BF: Soweit ich den Islam verstanden habe, handelt es sich dabei um eine "terroristische Religion". Im Islam wird das so gemacht.

R: Fragewiederholung.

BF: Eigentlich hat das mit dem Islam nichts zu tun, das ist in den Gesetzen eines jeden Landes geregelt. Auch Christen könnten einander töten, das hat aber nichts mit dem Christentum zu tun. Im Islam ist es aber verboten, deswegen zu töten. Wenn man nach den Regeln des Islam jemanden umbringen wollte, dann müsste man diese Person steinigen oder erhängen.

R: In welcher Situation?

BF: Wenn ich z. B. jemand getötet habe und der Mörder bin, werde ich erhängt. Ich weiß aber nicht, wie das in Österreich geregelt ist.

R: Haben Sie in Afghanistan noch Verwandte?

BF: Ich glaube, dass meine Mutter dort noch Verwandte hat.

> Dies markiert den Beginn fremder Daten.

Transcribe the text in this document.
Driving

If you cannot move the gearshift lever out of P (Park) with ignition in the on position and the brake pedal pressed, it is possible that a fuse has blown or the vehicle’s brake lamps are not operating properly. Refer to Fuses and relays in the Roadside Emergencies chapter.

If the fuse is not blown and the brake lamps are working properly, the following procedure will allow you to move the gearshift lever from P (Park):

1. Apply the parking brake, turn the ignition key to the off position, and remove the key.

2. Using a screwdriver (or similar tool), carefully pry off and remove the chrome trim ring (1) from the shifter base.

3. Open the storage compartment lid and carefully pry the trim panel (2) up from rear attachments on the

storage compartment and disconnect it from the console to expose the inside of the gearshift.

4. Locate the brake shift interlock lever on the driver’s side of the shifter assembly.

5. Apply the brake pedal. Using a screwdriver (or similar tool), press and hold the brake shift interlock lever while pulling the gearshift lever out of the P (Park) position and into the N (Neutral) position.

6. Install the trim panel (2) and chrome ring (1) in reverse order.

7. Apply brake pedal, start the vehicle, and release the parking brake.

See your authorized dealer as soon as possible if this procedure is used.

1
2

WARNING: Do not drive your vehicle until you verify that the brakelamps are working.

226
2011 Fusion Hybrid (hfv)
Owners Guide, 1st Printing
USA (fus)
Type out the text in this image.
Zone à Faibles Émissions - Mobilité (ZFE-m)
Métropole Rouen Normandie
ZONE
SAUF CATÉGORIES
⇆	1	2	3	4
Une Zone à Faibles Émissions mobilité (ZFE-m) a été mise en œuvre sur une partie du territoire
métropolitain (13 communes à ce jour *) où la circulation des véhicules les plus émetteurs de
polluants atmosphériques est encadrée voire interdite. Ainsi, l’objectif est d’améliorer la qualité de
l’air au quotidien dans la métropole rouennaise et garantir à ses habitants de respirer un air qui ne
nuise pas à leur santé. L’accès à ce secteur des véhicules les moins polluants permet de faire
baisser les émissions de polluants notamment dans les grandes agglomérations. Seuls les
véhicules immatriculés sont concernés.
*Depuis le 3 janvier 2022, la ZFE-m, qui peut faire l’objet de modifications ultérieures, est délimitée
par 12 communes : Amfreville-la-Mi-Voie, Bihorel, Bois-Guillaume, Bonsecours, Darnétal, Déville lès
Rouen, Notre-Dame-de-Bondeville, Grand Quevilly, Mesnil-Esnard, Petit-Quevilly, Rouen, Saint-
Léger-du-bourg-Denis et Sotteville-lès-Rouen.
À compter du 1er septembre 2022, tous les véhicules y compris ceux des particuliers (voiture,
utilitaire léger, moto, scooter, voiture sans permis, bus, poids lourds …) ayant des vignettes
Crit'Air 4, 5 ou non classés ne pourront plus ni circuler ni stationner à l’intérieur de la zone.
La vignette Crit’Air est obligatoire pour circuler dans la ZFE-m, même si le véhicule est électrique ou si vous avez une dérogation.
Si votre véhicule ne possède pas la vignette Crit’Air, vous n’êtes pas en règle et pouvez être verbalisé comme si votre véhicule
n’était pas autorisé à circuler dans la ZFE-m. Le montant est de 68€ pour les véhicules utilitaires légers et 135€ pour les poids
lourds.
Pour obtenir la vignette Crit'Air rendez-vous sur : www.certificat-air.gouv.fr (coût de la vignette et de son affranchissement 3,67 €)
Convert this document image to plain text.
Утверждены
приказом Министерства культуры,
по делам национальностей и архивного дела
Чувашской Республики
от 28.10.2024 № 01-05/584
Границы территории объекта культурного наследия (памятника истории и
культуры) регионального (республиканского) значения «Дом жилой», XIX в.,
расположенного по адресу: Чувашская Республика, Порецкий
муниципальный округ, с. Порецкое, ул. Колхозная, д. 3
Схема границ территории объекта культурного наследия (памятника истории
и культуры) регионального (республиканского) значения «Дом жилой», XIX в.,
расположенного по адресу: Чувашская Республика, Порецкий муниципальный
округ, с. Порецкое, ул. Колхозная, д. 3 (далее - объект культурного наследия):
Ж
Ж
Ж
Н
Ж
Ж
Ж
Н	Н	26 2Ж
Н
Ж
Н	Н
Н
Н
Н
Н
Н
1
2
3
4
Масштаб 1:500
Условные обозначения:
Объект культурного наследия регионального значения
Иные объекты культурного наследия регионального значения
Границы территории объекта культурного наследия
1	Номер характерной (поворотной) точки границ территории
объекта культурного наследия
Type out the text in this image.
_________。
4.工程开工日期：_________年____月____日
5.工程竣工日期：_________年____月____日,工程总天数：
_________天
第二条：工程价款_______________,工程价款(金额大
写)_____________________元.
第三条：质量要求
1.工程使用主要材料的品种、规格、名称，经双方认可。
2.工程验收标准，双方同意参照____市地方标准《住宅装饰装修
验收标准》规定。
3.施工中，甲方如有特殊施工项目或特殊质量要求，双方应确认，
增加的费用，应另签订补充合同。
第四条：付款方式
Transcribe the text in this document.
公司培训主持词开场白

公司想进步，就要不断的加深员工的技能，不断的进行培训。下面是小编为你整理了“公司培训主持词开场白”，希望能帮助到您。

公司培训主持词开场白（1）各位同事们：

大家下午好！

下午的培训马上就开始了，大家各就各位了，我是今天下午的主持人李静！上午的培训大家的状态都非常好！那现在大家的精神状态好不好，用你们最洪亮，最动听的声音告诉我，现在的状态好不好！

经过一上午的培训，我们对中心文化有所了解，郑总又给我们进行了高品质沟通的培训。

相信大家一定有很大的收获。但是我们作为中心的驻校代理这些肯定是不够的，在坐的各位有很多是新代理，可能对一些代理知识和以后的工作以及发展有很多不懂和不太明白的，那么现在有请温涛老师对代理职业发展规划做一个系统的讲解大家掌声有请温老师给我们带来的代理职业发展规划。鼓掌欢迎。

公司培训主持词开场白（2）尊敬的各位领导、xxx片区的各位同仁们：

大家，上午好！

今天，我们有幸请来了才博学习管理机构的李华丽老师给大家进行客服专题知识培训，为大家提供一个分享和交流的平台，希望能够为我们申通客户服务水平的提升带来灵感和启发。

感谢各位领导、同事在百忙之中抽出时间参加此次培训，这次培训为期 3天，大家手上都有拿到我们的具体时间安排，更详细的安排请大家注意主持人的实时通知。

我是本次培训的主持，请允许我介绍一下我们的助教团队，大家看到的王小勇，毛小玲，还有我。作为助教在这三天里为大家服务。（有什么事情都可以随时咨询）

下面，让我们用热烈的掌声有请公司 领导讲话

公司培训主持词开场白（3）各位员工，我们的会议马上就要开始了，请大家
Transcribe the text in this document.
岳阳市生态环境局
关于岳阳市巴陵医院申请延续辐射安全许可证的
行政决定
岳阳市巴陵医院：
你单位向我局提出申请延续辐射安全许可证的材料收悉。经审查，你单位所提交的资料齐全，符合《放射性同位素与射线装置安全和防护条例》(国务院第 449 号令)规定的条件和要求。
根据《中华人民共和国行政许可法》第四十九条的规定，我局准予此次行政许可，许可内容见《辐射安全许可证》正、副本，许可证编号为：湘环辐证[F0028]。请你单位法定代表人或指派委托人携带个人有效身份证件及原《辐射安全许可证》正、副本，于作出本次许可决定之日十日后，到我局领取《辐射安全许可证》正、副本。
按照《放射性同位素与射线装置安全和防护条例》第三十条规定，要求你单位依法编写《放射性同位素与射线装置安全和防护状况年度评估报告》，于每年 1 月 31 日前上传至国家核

R: Was heißt Sie "glauben, dass Ihre Mutter dort noch Verwandte hat"?

BF: Eine Tante mütterlicherseits meiner Mutter lebt dort, möglicher Weise leben auch ihre Kinder dort, aber das weiß ich nicht genau. Ich kenne diese Leute nicht.

R: Haben jetzt - außer Ihrer Tante mütterlicherseits - noch andere Verwandte in Afghanistan gelebt?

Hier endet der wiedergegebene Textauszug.